Início Plantão Rio Pezão promete celeridade na apuração do caso da menina Kaylane

Pezão promete celeridade na apuração do caso da menina Kaylane

22.06.2015 - Rio de Janeiro - RJ - Governador Luiz Fernando Pezão recebe em seu gabinete representantes e líderes religiosos, no Palácio Guanabara zona sul do Rio. Foto: Carlos Magno.

Na segunda, dia 22, o governador Luiz Fernando Pezão e a secretária de Estado de Assistência Social e Direitos Humanos, Teresa Cosentino, se reuniram, nesta segunda-feira (22/6), com representes da umbanda e do candomblé, no Palácio Guanabara.  O grupo pediu celeridade na investigação que apura o paradeiro dos agressores da menina Kayllane Campos, de 11 anos, atingida por uma pedrada na cabeça, no último dia 14, na Vila da Penha, Zona Norte do Rio.

 

 

Os religiosos também pediram ao governador aprimoramento na formação policial para lidar com casos de intolerância religiosa. Kátia Marinho, avó da adolescente agredida, participou do encontro com o governador.

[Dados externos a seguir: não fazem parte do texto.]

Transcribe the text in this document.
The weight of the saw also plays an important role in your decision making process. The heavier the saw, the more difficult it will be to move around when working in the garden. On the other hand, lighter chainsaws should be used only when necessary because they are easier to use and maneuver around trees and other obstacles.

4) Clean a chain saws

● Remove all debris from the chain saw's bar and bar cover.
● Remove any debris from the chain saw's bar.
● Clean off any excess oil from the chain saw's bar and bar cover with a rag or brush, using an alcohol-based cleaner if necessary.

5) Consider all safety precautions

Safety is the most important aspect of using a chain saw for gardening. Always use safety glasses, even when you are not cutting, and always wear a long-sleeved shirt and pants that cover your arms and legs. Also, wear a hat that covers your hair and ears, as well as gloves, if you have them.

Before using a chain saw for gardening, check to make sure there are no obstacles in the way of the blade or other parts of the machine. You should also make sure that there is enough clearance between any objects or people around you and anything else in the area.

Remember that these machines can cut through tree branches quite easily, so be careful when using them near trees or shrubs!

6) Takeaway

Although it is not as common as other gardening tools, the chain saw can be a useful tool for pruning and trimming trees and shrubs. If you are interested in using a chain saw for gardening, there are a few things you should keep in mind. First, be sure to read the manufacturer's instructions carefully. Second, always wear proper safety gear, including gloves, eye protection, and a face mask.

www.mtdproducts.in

– Todos as nossas delegacias têm o dever de averiguar casos dessa natureza e, sem dúvida, os nossos policiais precisam estar preparados para isso. Intolerância é crime previsto em lei, ninguém pode ser discriminado em razão de credo religioso. É dever do Estado assegurar esse direito e prestar atendimento digno e humanizado. Assim deve ser para qualquer tipo de crime. Precisamos perseguir um atendimento humanizado em todos os casos – afirmou Pezão.

 

A lei federal 7.716, de 1989, considera crime inafiançável a prática de discriminação ou preconceito contra religiões. Além de o acusado não poder pagar fiança para responder em liberdade, a lei trata os casos como imprescritíveis: o acusado pode ser punido a qualquer tempo, independentemente do período de ocorrência do fato. A pena prevista é a prisão por um a três anos e multa.

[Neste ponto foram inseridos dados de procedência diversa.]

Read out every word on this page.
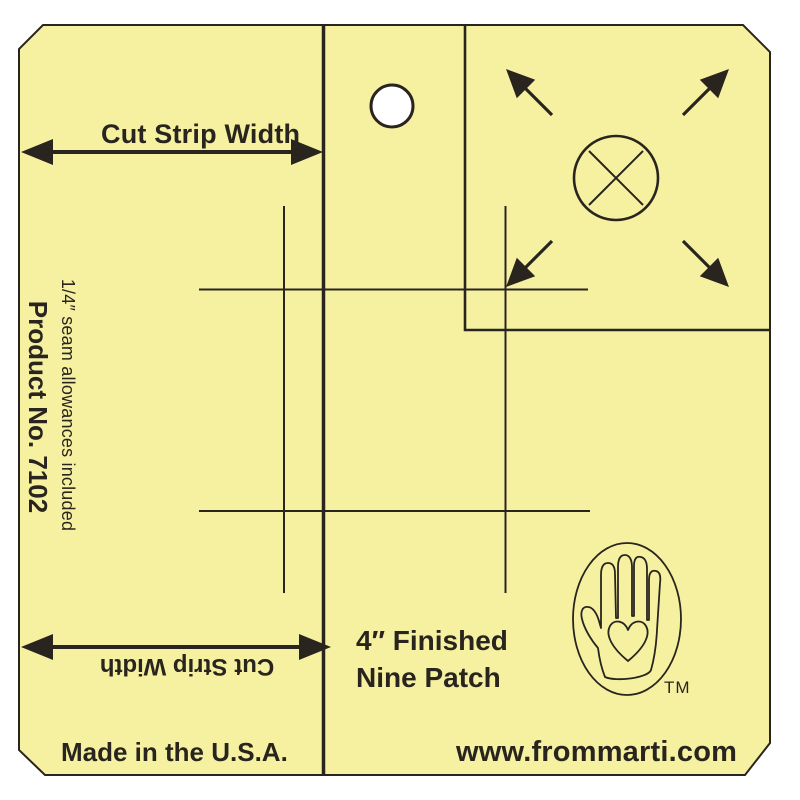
Cut Strip Width
Cut Strip Width
Product No. 7102 1/4″ seam allowances included
4″ Finished
Nine Patch
Made in the U.S.A.	www.frommarti.com
TM
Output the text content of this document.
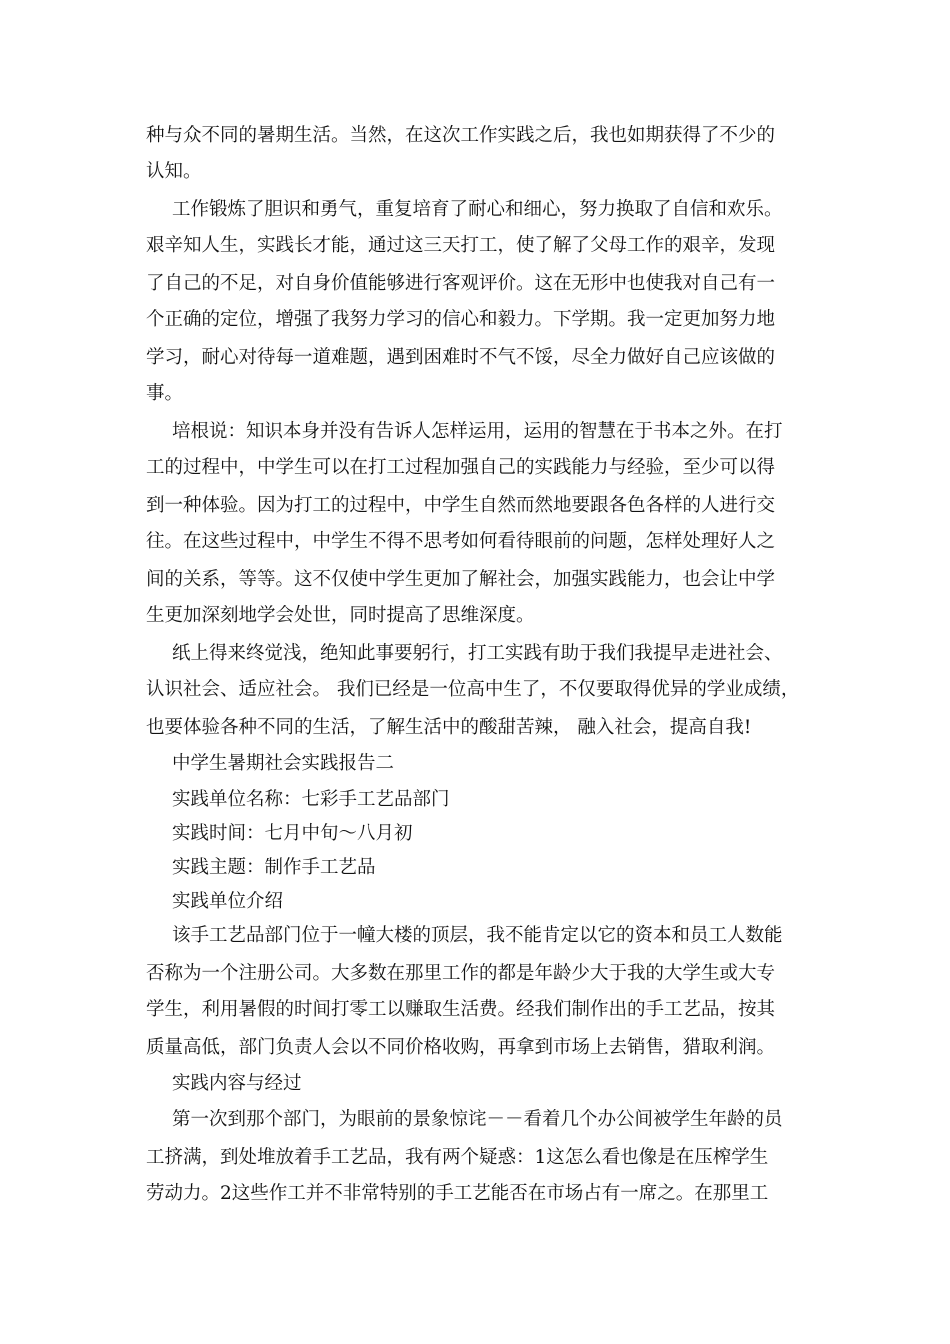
种与众不同的暑期生活。当然，在这次工作实践之后，我也如期获得了不少的
认知。
工作锻炼了胆识和勇气，重复培育了耐心和细心，努力换取了自信和欢乐。
艰辛知人生，实践长才能，通过这三天打工，使了解了父母工作的艰辛，发现
了自己的不足，对自身价值能够进行客观评价。这在无形中也使我对自己有一
个正确的定位，增强了我努力学习的信心和毅力。下学期。我一定更加努力地
学习，耐心对待每一道难题，遇到困难时不气不馁，尽全力做好自己应该做的
事。
培根说：知识本身并没有告诉人怎样运用，运用的智慧在于书本之外。在打
工的过程中，中学生可以在打工过程加强自己的实践能力与经验，至少可以得
到一种体验。因为打工的过程中，中学生自然而然地要跟各色各样的人进行交
往。在这些过程中，中学生不得不思考如何看待眼前的问题，怎样处理好人之
间的关系，等等。这不仅使中学生更加了解社会，加强实践能力，也会让中学
生更加深刻地学会处世，同时提高了思维深度。
纸上得来终觉浅，绝知此事要躬行，打工实践有助于我们我提早走进社会、
认识社会、适应社会。 我们已经是一位高中生了，不仅要取得优异的学业成绩，
也要体验各种不同的生活，了解生活中的酸甜苦辣， 融入社会，提高自我!
中学生暑期社会实践报告二
实践单位名称：七彩手工艺品部门
实践时间：七月中旬～八月初
实践主题：制作手工艺品
实践单位介绍
该手工艺品部门位于一幢大楼的顶层，我不能肯定以它的资本和员工人数能
否称为一个注册公司。大多数在那里工作的都是年龄少大于我的大学生或大专
学生，利用暑假的时间打零工以赚取生活费。经我们制作出的手工艺品，按其
质量高低，部门负责人会以不同价格收购，再拿到市场上去销售，猎取利润。
实践内容与经过
第一次到那个部门，为眼前的景象惊诧－－看着几个办公间被学生年龄的员
工挤满，到处堆放着手工艺品，我有两个疑惑：1这怎么看也像是在压榨学生
劳动力。2这些作工并不非常特别的手工艺能否在市场占有一席之。在那里工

– É missão do Estado consolidar políticas capazes de evitar que casos como esses ocorram. Devemos lutar pela tolerância, sim, mas a luta maior é pelo respeito – afirmou Teresa Cosentino.

 

Canal 24 horas
Depois de recebida pelo governador Khatia Marinho reuniu-se com o chefe da Polícia Civil, delegado Fernando Veloso, que anunciou que Central de Atendimento ao Cidadão (CAC) passará a receber denúncias de atendimento inadequado em casos de intolerância religiosa. Inaugurada em outubro, a central está disponível 24 horas, durante os sete dias da semana.

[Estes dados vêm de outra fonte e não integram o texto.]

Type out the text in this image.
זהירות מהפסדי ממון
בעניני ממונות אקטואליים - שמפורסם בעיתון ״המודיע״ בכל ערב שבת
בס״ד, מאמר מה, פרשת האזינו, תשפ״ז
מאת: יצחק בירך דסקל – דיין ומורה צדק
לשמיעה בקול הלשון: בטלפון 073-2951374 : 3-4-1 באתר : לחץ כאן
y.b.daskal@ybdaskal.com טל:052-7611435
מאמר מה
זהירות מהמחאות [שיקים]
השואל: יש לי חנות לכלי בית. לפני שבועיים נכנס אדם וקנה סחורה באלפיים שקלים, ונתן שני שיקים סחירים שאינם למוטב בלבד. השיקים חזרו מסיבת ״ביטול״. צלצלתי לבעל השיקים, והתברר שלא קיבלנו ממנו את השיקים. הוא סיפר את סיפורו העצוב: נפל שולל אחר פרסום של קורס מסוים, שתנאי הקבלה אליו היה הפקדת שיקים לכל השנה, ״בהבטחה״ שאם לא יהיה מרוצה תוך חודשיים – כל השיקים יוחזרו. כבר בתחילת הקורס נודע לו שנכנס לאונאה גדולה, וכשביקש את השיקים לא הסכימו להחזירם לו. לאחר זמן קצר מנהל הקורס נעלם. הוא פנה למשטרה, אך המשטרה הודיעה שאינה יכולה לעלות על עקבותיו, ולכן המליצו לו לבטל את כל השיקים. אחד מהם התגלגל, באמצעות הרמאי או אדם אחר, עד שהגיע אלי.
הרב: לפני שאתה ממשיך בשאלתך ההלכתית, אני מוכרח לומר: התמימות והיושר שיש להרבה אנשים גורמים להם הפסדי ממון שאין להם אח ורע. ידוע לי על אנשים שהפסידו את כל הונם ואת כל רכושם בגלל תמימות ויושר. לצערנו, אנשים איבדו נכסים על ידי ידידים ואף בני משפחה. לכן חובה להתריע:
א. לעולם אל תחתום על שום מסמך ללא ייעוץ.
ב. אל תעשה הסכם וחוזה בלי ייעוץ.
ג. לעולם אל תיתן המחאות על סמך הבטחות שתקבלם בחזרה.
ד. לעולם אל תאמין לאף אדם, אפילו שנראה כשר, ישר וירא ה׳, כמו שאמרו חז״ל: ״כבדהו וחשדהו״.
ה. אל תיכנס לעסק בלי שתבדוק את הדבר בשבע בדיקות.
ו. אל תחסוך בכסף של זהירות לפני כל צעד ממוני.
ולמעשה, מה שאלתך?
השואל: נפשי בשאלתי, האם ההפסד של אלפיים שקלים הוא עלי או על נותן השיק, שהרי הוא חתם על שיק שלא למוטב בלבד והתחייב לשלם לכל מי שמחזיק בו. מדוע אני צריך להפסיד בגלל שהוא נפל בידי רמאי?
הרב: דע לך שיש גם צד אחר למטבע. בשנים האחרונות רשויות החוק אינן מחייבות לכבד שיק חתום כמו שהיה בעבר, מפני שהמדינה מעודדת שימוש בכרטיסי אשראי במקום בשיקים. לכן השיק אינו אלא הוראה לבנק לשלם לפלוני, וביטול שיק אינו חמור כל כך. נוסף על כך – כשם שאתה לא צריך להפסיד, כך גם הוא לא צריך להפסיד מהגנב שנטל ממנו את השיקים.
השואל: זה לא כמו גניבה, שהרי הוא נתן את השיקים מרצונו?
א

– A Polícia Civil está empenhada na elucidação do caso da adolescente agredida. Podemos utilizar a CAC como um S.O.S. para qualquer pessoa. A central funciona 24 horas, sete dias por semana, por telefone, chat e mensagem, para atender todas as pessoas que entenderem que não foram bem atendidas em uma unidade – explicou Fernando Veloso.

 

O cidadão pode contatar a central pelos telefones (21) 2334-8823 ou 2334-8835, pelo chat https://cacpcerj.pcivil.rj.gov.br/, pela página do Facebook CAC PCERJ (Oficial) e pelo Whatsapp (21) 98197-2424.

 

O chefe da Polícia Civil destacou também o trabalho realizado pelo Núcleo de Aconselhamento Religioso, que funciona na Cidade da Polícia. Representantes de todas as religiões prestam aconselhamento aos policiais civis e atendimento aos cidadãos, às terças, quartas e quintas-feiras, entre 9h e 13h.

 

Criado em 2010 para acompanhar e monitorar investigações de crimes religiosos junto às delegacias, a unidade também oferece aconselhamento e orientação religiosa aos policiais e suas famílias. O atendimento é realizado por representantes de diversas religiões. É possível também agendar data e hora para conversar com o representante da religião desejada. A meta é ampliar o atendimento, de acordo com a demanda.